Close-up of the “Border Crosser” robot sculpture created with University of Michigan students under the direction of Chico MacMurtrie in U-M’s Wilson Student Team Project Center (Photo: Amanda Krugliak)

He came up with the idea to create the 40-foot sculpture 10 years ago as an effort to make people rethink the concept of borders in today's globalized world.

MacMurtrie grew up in Naco, Arizona, which borders Sonora, Mexico.

"So much has changed in my lifetime -- I remember people coming and going across the border through a hole in a fence," he said in a press release. "The border is now fortified, which is kind of senseless and counter-humane in my opinion."

The sculpture is lightweight and inflatable. It looks like a massive arm and has the ability to arc over a barrier several stories high and touch the ground on the other side.


In 2017, the first “Border Crosser” robot was built and tested at the Amorphic Ranch in Bisbee, Arizona. © MacMurtrie/ARW (Photo: Bobby N. Adams)

Ahead of his lecture as part of the Penny Stamp Speaker Series at the U-M Museum of Art at 4:30 p.m. Friday, MacMurtrie will be holding a live demonstration of the work on campus.

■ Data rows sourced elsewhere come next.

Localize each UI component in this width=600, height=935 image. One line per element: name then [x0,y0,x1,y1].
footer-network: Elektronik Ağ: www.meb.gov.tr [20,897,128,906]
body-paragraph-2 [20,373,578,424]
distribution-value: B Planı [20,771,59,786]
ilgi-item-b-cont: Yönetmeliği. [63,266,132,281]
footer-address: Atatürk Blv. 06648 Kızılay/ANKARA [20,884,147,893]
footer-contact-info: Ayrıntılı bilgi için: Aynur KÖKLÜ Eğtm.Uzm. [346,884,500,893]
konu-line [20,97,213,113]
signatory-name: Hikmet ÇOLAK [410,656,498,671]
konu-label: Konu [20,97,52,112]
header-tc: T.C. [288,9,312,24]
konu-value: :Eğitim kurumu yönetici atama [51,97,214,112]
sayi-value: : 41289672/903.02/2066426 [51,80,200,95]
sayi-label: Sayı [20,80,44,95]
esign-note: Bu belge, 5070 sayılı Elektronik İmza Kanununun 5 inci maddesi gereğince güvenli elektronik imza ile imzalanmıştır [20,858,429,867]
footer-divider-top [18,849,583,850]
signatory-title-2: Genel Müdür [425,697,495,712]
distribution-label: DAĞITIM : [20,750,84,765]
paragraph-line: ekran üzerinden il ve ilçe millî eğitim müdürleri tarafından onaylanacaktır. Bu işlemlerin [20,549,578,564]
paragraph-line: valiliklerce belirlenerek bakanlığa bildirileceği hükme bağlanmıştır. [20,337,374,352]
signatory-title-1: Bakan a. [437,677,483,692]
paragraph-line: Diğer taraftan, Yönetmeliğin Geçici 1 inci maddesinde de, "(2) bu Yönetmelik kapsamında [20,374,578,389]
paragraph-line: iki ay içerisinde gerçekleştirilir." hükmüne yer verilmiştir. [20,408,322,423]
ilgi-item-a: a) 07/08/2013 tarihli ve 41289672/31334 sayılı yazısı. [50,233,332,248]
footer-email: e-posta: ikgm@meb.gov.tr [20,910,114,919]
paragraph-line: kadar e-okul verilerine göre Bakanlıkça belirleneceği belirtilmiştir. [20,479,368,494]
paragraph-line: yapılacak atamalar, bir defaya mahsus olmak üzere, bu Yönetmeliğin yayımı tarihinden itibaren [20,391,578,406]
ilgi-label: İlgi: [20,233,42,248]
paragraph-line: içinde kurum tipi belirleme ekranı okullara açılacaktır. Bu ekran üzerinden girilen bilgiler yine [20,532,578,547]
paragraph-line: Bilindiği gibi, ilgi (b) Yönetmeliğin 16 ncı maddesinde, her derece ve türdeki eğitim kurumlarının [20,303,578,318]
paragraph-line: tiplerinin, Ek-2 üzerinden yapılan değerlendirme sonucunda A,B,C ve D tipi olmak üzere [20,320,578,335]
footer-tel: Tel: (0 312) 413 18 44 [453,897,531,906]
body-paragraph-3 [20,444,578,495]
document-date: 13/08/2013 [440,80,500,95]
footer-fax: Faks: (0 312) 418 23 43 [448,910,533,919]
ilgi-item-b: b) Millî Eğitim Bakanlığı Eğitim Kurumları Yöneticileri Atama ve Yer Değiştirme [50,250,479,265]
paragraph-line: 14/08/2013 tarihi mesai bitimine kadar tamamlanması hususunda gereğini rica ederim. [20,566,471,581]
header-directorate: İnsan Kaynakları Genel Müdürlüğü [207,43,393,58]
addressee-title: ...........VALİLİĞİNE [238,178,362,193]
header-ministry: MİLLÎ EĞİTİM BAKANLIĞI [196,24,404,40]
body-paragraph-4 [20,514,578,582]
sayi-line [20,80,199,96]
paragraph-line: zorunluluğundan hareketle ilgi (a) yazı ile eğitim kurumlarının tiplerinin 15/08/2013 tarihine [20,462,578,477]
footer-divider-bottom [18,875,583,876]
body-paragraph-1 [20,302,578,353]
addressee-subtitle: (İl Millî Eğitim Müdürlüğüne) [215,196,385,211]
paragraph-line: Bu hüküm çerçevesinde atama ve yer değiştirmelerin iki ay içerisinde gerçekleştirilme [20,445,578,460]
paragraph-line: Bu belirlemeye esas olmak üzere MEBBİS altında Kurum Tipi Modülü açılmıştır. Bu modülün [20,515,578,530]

"Of course I've always envisioned the Mexico-U.S. border as a performance site, but there are many borders that this artwork could connect," he said in a press release. "The robots, to me, represent a peaceful gesture to both start a conversation and to unify people."


(Credit: University of Michigan Humanities YouTube channel)

Amanda Krugliak, curator at the Institute for the Humanities, said the project embodies the humanities in action.

"Just being out at the Wilson Center, working in that lab, watching Chico engage with students from different disciplines on campus -- it breaks down whatever stereotypes we have about one another based on gender, background or expertise," she said in a press release.


Chico MacMurtrie talks to students at University of Michigan’s Wilson Student Team Project Center (Photo: Robyn Han)

The U-M robot is the second sculpture of a total of six the artist hopes will perform at borders around the world.

Events featuring the sculpture:

"Border Crossers" exhibition
Feb. 16-Mar. 23, 2018
Institute for the Humanities Gallery, 202 S. Thayer St.
Gallery Hours: Monday through Friday 9 a.m.-5 p.m.
 
Live robotic "Border Crossers" performances
Friday, U-M Museum of Art, 525 S. State St., 4:30 p.m.
Saturday, Ingalls Mall, 6:30 p.m.
 
Special Penny W. Stamps Lecture by Chico MacMurtrie and artist reception
Friday, U-M Museum of Art's Helmut Stern Auditorium, 525 S. State St., lecture at 5:30 p.m., followed by reception at Institute for the Humanities, 202 S. Thayer St., at 6:30 p.m.

About Chico MacMurtrie

MacMurtrie is the artistic director of Amorphic Robot Works, an interdisciplinary creative collective located in Brooklyn, N.Y. MacMurtrie/ARW have received numerous awards for their experimental new media artworks, including five grants from the National Endowment for the Arts, the Andy Warhol Foundation Grant, the Rockefeller Foundation Fellowship, VIDA Life 11.0 and Prix Ars Electronica. MacMurtrie was awarded the Guggenheim Fellowship in Fine Arts in 2016.